FDA Officials Find No Increased Risk of Serious Outcomes with LABAs Used with ICS
The results of all trials showed that the use of LABA with ICS does not significantly increase the risk of serious asthma outcomes compared to ICS alone.
A US FDA review of 4 large clinical safety trials has concluded that treating patients with asthma with long-acting beta agonists (LABAs) in combination with inhaled corticosteroids (ICS) does not result in significantly more serious asthma-related side effects than treatment with ICS alone, prompting removal of a boxed warning about the potential effects.
FDA officials evaluated 4 recently completed clinical trials involving 41,297 patients, 3 conducted in patients 12 years and older, and one in children 4 to 11 years. Patients in all the trials were treated for 6 months to evaluate serious asthma outcomes including asthma-related death, intubation, or hospitalization. The results of all trials showed that the use of LABA with ICS does not significantly increase the risk of serious asthma outcomes compared to ICS alone. The trials also showed that ICS/LABA combination medicines were more effective in decreasing asthma attacks (e.g., the need to use oral corticosteroids) compared to ICS alone.
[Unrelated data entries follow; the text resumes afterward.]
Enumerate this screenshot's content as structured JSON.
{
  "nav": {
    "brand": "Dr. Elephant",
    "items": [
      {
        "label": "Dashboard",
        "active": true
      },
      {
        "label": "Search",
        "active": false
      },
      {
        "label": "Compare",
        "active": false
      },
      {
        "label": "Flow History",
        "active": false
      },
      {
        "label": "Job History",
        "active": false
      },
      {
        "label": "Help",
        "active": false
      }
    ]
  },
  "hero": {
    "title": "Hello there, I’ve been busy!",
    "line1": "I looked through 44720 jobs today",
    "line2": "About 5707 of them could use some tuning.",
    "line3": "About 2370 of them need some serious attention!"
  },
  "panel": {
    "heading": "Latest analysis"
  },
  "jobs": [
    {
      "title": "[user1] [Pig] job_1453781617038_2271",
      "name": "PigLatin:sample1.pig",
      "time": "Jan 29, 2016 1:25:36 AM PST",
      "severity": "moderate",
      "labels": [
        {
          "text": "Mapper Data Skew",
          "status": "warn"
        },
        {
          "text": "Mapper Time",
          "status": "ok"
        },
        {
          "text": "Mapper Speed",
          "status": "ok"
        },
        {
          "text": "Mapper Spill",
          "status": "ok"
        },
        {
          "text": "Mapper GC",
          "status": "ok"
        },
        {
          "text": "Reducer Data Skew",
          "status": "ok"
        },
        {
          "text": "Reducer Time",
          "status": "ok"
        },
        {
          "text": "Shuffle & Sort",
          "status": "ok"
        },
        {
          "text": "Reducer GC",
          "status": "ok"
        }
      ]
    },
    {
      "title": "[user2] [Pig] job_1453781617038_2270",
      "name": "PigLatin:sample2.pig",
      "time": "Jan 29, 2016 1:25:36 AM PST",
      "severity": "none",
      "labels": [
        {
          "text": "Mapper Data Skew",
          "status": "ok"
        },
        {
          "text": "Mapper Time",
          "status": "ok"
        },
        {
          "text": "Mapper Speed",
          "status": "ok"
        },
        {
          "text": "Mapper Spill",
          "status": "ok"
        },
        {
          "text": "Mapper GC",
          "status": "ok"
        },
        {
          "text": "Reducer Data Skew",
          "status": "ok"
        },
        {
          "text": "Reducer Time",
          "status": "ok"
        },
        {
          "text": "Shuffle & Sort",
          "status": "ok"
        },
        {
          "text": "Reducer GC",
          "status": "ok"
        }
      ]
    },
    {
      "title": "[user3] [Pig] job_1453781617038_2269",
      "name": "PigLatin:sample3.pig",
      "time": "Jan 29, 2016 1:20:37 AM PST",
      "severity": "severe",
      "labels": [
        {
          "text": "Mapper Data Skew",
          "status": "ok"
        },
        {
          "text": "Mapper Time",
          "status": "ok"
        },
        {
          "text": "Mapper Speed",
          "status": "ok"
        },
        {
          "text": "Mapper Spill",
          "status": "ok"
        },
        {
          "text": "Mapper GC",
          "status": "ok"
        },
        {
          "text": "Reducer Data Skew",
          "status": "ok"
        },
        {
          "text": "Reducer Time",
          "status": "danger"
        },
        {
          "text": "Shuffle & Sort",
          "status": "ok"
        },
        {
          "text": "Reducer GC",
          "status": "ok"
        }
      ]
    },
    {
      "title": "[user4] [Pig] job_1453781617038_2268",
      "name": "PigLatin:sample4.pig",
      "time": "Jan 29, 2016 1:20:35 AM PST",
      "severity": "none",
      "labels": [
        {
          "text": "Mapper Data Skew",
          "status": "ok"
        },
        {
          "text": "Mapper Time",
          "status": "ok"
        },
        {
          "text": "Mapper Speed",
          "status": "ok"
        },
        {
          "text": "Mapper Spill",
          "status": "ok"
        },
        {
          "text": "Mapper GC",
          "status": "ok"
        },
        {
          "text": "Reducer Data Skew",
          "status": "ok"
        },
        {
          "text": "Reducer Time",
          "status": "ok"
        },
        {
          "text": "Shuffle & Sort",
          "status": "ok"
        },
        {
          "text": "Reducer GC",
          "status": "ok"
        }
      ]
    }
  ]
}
This additional information has been added to the ICS/LABA labels.
"Using LABAs alone to treat asthma without an ICS to treat lung inflammation is associated with an increased risk of asthma-related death. Therefore, the Boxed Warning stating this will remain in the labels of all single-ingredient LABA medicines," according to an FDA Safety Announcement on the issue. The labels of medicines that contain both an ICS and LABA also retain a warning and about the increased risk of asthma-related death when LABAs are used without an ICS to treat asthma.
The FDA referred health care professionals to the most recently approved drug labels for recommendations on using ICS/LABA medicines. Patients and parents/caregivers are urged to discuss questions with pharmacists and other health care professionals.